Et si ce concours international d’idées n’avait été en définitive qu’un moyen de faire rêver les habitants par des images attrayantes… ? En tout cas, il a permis un véritable échange avec la population car il a été l'objet de conférences, de nombreuses publications dans la presse régionale. Mais il s’est finalement réduit simplement à des intentions. Le maire de l'époque, Rodolphe Pesce, n'a pas atteint son objectif, les résultats de la consultation devant servir à maintenir la pression pour éviter tout retour en arrière et imposer un rapport de force face au lobby autoroutier. Au terme de la consultation, seule l'équipe Luscher est retenue, mais uniquement pour travailler sur le contournement est. La mise en service, fin 2004, de la déviation de Bourg-lès-Valence et du deuxième pont sur le Rhône permet le contournement complet de la ville, écartant les véhicules de transit du coeur de Valence. Mais l’autoroute A7 longe toujours le Rhône.
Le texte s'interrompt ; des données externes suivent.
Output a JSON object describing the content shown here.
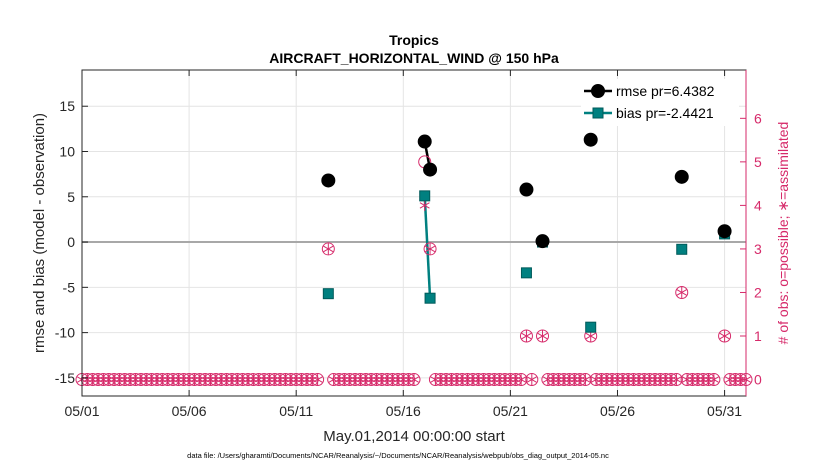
{
  "chart_data": {
    "type": "scatter",
    "title": "Tropics",
    "subtitle": "AIRCRAFT_HORIZONTAL_WIND @ 150 hPa",
    "xlabel": "May.01,2014 00:00:00 start",
    "ylabel": "rmse and bias (model - observation)",
    "y2label": "# of obs: o=possible; ∗=assimilated",
    "footnote": "data file: /Users/gharamti/Documents/NCAR/Reanalysis/~/Documents/NCAR/Reanalysis/webpub/obs_diag_output_2014-05.nc",
    "xlim": [
      1,
      32
    ],
    "ylim": [
      -17,
      19
    ],
    "y2lim": [
      -0.378,
      7.11
    ],
    "x_ticks": [
      {
        "x": 1,
        "label": "05/01"
      },
      {
        "x": 6,
        "label": "05/06"
      },
      {
        "x": 11,
        "label": "05/11"
      },
      {
        "x": 16,
        "label": "05/16"
      },
      {
        "x": 21,
        "label": "05/21"
      },
      {
        "x": 26,
        "label": "05/26"
      },
      {
        "x": 31,
        "label": "05/31"
      }
    ],
    "y_ticks": [
      {
        "y": -15,
        "label": "-15"
      },
      {
        "y": -10,
        "label": "-10"
      },
      {
        "y": -5,
        "label": "-5"
      },
      {
        "y": 0,
        "label": "0"
      },
      {
        "y": 5,
        "label": "5"
      },
      {
        "y": 10,
        "label": "10"
      },
      {
        "y": 15,
        "label": "15"
      }
    ],
    "y2_ticks": [
      {
        "y": 0,
        "label": "0"
      },
      {
        "y": 1,
        "label": "1"
      },
      {
        "y": 2,
        "label": "2"
      },
      {
        "y": 3,
        "label": "3"
      },
      {
        "y": 4,
        "label": "4"
      },
      {
        "y": 5,
        "label": "5"
      },
      {
        "y": 6,
        "label": "6"
      }
    ],
    "grid": true,
    "legend": "top-right",
    "series": [
      {
        "name": "rmse pr=6.4382",
        "color": "#000000",
        "marker": "circle",
        "points": [
          [
            12.5,
            6.8
          ],
          [
            17,
            11.1
          ],
          [
            17.25,
            8.0
          ],
          [
            21.75,
            5.8
          ],
          [
            22.5,
            0.1
          ],
          [
            24.75,
            11.3
          ],
          [
            29,
            7.2
          ],
          [
            31,
            1.2
          ]
        ],
        "segments": [
          [
            1,
            2
          ]
        ]
      },
      {
        "name": "bias pr=-2.4421",
        "color": "#008080",
        "marker": "square",
        "points": [
          [
            12.5,
            -5.7
          ],
          [
            17,
            5.1
          ],
          [
            17.25,
            -6.2
          ],
          [
            21.75,
            -3.4
          ],
          [
            22.5,
            0.0
          ],
          [
            24.75,
            -9.4
          ],
          [
            29,
            -0.8
          ],
          [
            31,
            0.9
          ]
        ],
        "segments": [
          [
            1,
            2
          ]
        ]
      },
      {
        "name": "obs possible",
        "color": "#d62a6a",
        "axis": "right",
        "marker": "open-circle",
        "points": [
          [
            12.5,
            3
          ],
          [
            17,
            5
          ],
          [
            17.25,
            3
          ],
          [
            21.75,
            1
          ],
          [
            22.5,
            1
          ],
          [
            24.75,
            1
          ],
          [
            29,
            2
          ],
          [
            31,
            1
          ]
        ]
      },
      {
        "name": "obs assimilated",
        "color": "#d62a6a",
        "axis": "right",
        "marker": "asterisk",
        "points": [
          [
            12.5,
            3
          ],
          [
            17,
            4
          ],
          [
            17.25,
            3
          ],
          [
            21.75,
            1
          ],
          [
            22.5,
            1
          ],
          [
            24.75,
            1
          ],
          [
            29,
            2
          ],
          [
            31,
            1
          ]
        ]
      }
    ],
    "zero_obs_x": [
      1,
      1.25,
      1.5,
      1.75,
      2,
      2.25,
      2.5,
      2.75,
      3,
      3.25,
      3.5,
      3.75,
      4,
      4.25,
      4.5,
      4.75,
      5,
      5.25,
      5.5,
      5.75,
      6,
      6.25,
      6.5,
      6.75,
      7,
      7.25,
      7.5,
      7.75,
      8,
      8.25,
      8.5,
      8.75,
      9,
      9.25,
      9.5,
      9.75,
      10,
      10.25,
      10.5,
      10.75,
      11,
      11.25,
      11.5,
      11.75,
      12,
      12.75,
      13,
      13.25,
      13.5,
      13.75,
      14,
      14.25,
      14.5,
      14.75,
      15,
      15.25,
      15.5,
      15.75,
      16,
      16.25,
      16.5,
      17.5,
      17.75,
      18,
      18.25,
      18.5,
      18.75,
      19,
      19.25,
      19.5,
      19.75,
      20,
      20.25,
      20.5,
      20.75,
      21,
      21.25,
      21.5,
      22,
      22.75,
      23,
      23.25,
      23.5,
      23.75,
      24,
      24.25,
      24.5,
      25,
      25.25,
      25.5,
      25.75,
      26,
      26.25,
      26.5,
      26.75,
      27,
      27.25,
      27.5,
      27.75,
      28,
      28.25,
      28.5,
      28.75,
      29.25,
      29.5,
      29.75,
      30,
      30.25,
      30.5,
      31.25,
      31.5,
      31.75,
      32
    ]
  }
}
Lors d’un entretien du 17 octobre 2003, le directeur des services techniques de la Mairie de Valence évoquait un projet de grande ampleur porté par la nouvelle municipalité dans la zone de l’Epervière consistant en un pôle ludo-scientifique autour de la réalisation d’un grand aquarium. Il ne semble pas avoir connu de suites palpables à l'heure où nous écrivons ces lignes. Valence ne développe toujours pas de projet urbain concernant les espaces fluvio-urbains, c'est le chantier des Grands Boulevards qui a été mis en oeuvre dans la dernière décennie. Ce dernier est un projet de « reconquête sociale et urbaine »423Il vise à améliorer la circulation dans l’agglomération en développant des voies pour les bus en site propre et des pistes cyclables dans le cadre de la redéfinition du Plan des Déplacements Urbains. Il s’agit de lutter contre les difficultés de circulation (congestion) et d’améliorer les liaisons entre le centre-ville et sa périphérie, en particulier par la facilitation et la sécurisation du franchissement des boulevards. Troisième objectif : embellir et aérer ces boulevards de manière à favoriser le retour des promeneurs et à en faire un espace public de qualité. Le choix de mener à bien ce projet montre que les priorités de la Ville se concentrent encore pour le moment sur les transports et la circulation ainsi que sur l’aménagement du tissu urbain. Le développement des loisirs et la considération de la relation de la ville aux espaces de nature sont à l’heure actuelle très secondaires.
Voir Bayle C. 1990, et Lemonier M., 1990.